Wer's mag: Gesunde Proteine in einem Insektenriegel auf der Paleo Convention 2015 in Berlin.(Foto: imago stock&people)

Sich gesund zu ernähren, ist vernünftig (Vernunft lt. Duden = "geistiges Vermögen des Menschen, Einsichten zu gewinnen, Zusammenhänge zu erkennen, etwas zu überschauen, sich ein Urteil zu bilden und sich in seinem Handeln danach zu richten"). Daraus aber eine Art Religion zu machen, ist ungesund. Da rühren die Bauchschmerzen möglicherweise nicht von einer Unverträglichkeit her, sondern von der übertriebenen Angst vor falschem Essen. Zur "artgerechten Haltung" eines modernen Menschen gehört nämlich auch eine gewisse Lebensqualität beim Essen; Steinzeit-Diät macht uns auf Dauer nicht glücklich. Die Wissenschaft kann keine konkrete Antwort auf die Frage geben, was der Mensch denn nun essen soll, sondern nur grobe Richtlinien.

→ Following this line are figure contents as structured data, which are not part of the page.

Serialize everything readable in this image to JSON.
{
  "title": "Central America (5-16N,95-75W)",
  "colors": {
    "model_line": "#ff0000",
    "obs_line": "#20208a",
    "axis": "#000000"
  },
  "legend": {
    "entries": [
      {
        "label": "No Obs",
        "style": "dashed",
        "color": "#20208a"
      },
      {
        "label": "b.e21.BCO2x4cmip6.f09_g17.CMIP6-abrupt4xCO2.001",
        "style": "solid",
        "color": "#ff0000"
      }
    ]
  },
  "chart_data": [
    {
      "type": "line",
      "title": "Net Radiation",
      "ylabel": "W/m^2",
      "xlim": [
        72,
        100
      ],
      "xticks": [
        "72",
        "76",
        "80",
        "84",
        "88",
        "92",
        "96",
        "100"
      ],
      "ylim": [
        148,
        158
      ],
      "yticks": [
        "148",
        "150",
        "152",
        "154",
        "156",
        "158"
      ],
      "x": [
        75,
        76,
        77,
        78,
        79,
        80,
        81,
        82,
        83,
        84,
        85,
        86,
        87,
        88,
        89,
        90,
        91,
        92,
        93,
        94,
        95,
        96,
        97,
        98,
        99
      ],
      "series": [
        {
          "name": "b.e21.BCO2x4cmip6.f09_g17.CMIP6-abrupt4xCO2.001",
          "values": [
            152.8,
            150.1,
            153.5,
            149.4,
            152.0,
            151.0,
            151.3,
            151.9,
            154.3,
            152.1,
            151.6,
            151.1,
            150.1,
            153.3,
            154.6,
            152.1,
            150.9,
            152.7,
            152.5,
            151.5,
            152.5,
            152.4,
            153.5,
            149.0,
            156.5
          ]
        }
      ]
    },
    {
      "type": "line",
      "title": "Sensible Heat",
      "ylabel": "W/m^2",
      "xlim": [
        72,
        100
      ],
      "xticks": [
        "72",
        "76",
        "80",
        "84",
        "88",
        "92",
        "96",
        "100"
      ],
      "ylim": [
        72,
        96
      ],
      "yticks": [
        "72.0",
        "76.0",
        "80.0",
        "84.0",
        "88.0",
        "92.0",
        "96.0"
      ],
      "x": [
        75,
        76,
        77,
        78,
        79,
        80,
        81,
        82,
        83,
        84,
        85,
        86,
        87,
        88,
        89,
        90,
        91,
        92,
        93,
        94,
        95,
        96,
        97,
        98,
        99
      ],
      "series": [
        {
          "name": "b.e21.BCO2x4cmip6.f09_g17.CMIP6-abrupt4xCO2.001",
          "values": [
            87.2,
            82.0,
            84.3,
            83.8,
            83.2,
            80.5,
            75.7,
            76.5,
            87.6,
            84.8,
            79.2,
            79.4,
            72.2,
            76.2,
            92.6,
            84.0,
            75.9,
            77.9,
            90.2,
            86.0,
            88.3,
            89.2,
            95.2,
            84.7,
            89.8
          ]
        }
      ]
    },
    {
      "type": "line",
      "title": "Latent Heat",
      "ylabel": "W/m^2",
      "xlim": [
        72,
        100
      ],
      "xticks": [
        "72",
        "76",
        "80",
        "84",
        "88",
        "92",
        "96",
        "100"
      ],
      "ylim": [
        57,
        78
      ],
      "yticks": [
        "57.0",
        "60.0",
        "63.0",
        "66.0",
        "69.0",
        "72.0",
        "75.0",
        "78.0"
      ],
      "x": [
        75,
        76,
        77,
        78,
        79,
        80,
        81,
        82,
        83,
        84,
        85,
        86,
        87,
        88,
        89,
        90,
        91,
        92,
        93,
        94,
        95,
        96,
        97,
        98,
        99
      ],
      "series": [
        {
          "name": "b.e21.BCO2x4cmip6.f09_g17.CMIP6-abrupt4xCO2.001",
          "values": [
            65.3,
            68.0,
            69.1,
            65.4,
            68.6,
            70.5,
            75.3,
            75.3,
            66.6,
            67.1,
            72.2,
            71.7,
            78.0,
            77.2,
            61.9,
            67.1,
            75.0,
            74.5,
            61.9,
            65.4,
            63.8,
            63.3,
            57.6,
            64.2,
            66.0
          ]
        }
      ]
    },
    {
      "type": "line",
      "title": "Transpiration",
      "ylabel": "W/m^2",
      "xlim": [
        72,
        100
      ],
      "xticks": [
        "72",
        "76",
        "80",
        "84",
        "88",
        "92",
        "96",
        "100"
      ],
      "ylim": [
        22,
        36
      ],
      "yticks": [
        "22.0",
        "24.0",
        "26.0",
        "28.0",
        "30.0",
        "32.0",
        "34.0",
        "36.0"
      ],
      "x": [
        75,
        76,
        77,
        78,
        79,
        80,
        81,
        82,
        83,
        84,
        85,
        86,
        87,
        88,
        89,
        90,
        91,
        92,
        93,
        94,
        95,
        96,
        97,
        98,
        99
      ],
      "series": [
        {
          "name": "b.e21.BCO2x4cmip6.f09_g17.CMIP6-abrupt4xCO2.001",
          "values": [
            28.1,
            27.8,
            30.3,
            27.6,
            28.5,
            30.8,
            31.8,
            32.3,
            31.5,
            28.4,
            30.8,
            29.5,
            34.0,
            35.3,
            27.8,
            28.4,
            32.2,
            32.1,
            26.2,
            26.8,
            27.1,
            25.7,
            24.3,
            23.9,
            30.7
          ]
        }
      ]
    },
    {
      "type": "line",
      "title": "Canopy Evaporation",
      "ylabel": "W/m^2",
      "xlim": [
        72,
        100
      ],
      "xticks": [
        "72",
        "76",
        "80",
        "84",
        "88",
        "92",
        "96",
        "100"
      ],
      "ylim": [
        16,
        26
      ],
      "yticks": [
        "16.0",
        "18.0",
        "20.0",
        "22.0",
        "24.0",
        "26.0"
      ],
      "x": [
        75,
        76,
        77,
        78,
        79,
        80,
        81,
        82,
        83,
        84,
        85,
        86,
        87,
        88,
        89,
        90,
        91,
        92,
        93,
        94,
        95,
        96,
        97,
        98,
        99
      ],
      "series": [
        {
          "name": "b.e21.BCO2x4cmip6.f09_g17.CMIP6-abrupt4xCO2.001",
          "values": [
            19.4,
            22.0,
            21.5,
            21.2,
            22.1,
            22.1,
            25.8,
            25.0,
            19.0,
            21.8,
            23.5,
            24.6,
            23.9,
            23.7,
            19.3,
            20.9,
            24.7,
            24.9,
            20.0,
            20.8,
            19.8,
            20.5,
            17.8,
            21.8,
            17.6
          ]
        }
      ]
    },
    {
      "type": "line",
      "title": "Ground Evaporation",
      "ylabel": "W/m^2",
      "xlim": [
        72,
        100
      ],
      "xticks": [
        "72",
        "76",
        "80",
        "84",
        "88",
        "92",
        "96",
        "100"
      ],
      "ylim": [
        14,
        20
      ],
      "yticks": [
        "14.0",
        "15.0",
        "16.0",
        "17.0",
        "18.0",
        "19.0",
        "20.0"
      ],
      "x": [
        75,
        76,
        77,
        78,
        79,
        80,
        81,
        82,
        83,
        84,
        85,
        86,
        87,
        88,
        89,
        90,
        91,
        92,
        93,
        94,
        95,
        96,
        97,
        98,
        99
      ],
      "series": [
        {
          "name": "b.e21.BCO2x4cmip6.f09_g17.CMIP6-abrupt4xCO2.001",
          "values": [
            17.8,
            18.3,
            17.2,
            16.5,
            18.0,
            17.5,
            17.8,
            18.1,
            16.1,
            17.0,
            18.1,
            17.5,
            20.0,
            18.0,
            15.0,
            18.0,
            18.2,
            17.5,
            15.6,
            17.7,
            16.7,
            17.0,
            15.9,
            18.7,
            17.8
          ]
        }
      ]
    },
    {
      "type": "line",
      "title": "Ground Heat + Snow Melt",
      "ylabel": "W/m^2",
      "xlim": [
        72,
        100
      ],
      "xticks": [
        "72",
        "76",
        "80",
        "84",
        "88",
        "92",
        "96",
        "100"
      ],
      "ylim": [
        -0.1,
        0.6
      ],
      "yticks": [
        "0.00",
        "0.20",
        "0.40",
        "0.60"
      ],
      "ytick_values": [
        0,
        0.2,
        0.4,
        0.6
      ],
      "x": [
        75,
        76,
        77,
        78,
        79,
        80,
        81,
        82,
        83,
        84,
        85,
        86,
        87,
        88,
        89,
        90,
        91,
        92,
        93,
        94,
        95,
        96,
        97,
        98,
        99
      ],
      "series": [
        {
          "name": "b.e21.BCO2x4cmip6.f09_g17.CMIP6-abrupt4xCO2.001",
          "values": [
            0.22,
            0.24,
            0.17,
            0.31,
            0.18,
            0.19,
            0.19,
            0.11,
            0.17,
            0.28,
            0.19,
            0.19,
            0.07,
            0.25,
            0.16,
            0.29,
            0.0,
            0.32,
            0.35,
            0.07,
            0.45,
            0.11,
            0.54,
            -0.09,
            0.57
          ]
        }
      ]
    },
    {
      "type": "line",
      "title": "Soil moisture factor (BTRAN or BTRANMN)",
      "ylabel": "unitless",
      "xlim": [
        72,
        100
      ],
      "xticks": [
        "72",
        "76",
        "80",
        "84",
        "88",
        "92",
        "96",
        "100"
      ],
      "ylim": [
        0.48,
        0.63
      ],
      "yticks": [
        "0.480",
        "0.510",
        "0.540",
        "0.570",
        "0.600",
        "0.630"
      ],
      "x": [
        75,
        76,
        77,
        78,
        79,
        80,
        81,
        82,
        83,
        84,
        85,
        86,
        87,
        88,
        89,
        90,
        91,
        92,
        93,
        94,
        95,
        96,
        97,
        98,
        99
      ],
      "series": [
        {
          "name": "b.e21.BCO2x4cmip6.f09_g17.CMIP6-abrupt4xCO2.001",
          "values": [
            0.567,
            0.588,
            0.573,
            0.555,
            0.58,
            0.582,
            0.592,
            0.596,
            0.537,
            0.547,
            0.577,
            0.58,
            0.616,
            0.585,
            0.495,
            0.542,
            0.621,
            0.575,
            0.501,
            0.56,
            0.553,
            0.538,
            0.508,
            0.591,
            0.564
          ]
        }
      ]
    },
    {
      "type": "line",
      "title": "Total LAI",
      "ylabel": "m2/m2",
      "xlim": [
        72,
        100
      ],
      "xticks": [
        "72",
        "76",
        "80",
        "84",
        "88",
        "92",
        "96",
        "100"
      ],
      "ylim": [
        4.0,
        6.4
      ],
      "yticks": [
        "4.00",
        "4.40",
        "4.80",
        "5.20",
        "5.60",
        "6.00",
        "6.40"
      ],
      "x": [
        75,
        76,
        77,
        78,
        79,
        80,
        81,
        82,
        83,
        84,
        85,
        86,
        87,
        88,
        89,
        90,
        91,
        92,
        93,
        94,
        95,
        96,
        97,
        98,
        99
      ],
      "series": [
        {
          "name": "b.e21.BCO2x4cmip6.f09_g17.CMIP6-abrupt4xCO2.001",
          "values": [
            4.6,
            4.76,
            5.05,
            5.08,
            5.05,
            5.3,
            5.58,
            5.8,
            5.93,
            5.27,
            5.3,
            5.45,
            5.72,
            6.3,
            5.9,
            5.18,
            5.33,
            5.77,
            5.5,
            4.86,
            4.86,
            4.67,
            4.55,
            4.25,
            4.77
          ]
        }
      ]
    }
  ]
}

Irgendwie kennen wir die alle schon – viel Gemüse und Vollkorn zum Beispiel; es genügt, sich daran zu orientieren und zu wissen, dass Nahrungsmittel weder Bedrohung noch Wundermittel sind.

Eines der schlimmsten Beispiele für menschliche Dummheit und irreführende Werbung zeigte die ZDF-Sendung "WISO" Ende vergangenen Jahres in einem Experiment. Vor die Wahl gestellt, normales Mineralwasser zu kaufen oder Wasserflaschen mit dem Aufdruck "Gluten- und Laktosefrei", entschieden sich 36 Prozent der Käufer für das teurere "gesunde" Wasser. Ich starrte mit einer Mischung aus Faszination und Grauen auf die Mattscheibe und musste erst aus dem Fenster blicken, um mich angesichts des Fernsehturm zu vergewissern, dass ich immer noch in der Bundeshauptstadt von Bildungsdeutschland bin und nicht im Busch von Absurdistan.

Heute versage ich Ihnen ein Rezept, ich habe einfach nicht genug Steinzeit in der Küche. Ich werde mich jetzt von meinem Lieblingsitaliener mit Meeresfrüchten und Wein (alles garantiert gluten- und laktosefrei wie Mineralwasser) verwöhnen lassen, nehme das Handy nicht mit und gehe zu Fuß. Ein bisschen "Paleo" kann ja nicht schaden... Eine schöne Woche, nicht "ohne alles", aber stressfrei, wünscht Ihnen Heidi Driesner.